Highlights & Insights¶
- The choice of optical flow as a pseudo-supervision signal is both natural and effective — pixel-level motion capture is a direct visual consequence of actions.
- RGB-format optical flow unifies the processing pipeline for observations and motion, requiring only a single visual encoder.
- The adaptive weighting scheme in LAOF-Action (\(\lambda = M/(N+M)\)) automatically balances the two signals as a function of label ratio.
- As an extension of the LAPO paradigm, LAOF can be directly integrated into existing embodied foundation model training pipelines.
Limitations & Future Work¶
- Relies on a pretrained optical flow model (RAFT); estimation errors propagate as noisy labels.
- Object-centric optical flow depends on LangSAM segmentation quality, which may degrade in complex scenes.
- Validation is limited to LIBERO (robotic manipulation) and PROCGEN (2D games); real-world scenarios remain untested.

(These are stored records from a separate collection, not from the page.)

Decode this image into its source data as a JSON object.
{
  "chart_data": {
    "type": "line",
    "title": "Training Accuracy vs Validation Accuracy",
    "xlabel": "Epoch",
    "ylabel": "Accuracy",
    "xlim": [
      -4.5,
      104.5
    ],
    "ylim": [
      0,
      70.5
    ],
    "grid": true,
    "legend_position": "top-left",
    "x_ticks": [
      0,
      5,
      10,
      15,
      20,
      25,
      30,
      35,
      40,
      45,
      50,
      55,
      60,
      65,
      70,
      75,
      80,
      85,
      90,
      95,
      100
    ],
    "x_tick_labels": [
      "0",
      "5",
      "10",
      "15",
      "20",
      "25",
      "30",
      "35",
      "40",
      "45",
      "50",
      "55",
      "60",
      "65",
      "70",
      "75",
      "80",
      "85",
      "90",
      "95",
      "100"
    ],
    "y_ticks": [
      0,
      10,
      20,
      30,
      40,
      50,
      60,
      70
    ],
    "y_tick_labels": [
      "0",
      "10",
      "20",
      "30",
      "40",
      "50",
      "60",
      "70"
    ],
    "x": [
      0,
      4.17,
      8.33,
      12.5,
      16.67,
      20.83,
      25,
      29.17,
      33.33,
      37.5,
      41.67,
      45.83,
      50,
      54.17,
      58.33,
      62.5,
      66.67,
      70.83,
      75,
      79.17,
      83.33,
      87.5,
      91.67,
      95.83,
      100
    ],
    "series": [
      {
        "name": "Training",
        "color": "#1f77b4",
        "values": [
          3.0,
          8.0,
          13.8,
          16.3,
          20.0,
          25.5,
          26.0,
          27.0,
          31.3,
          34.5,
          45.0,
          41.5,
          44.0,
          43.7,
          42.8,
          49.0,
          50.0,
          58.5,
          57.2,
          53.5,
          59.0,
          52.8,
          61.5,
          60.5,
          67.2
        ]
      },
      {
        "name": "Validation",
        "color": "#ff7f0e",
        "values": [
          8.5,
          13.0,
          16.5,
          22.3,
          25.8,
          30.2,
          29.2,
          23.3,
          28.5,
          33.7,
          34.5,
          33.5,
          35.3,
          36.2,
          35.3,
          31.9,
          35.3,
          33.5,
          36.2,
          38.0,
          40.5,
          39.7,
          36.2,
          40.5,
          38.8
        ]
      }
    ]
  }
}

- The three-stage training pipeline increases engineering complexity.
Related Work & Insights¶
- vs. LAPO: LAPO implicitly assumes a static background; LAOF explicitly handles dynamic distractors via optical flow.
- vs. LAOM: LAOM requires action labels and suffers from unstable alternating training; LAOF achieves more stable training using label-free optical flow.
- vs. FlowVLA (concurrent): FlowVLA discretizes optical flow into tokens for world model training; LAOF uses continuous optical flow to constrain latent action learning, pursuing a distinct objective.
Rating¶
- Novelty: ⭐⭐⭐⭐ — The idea of using optical flow as pseudo-supervision for latent actions is natural and effective, though the primary contribution lies in empirical validation rather than a conceptual breakthrough.
- Experimental Thoroughness: ⭐⭐⭐⭐⭐ — Covers LIBERO + PROCGEN, continuous vs. discrete representations, label ratio sweeps, and detailed ablations.
- Writing Quality: ⭐⭐⭐⭐ — Method is clearly presented with precise problem formulation and a well-organized three-stage pipeline.
- Value: ⭐⭐⭐⭐ — Offers practical guidance for pretraining embodied foundation models.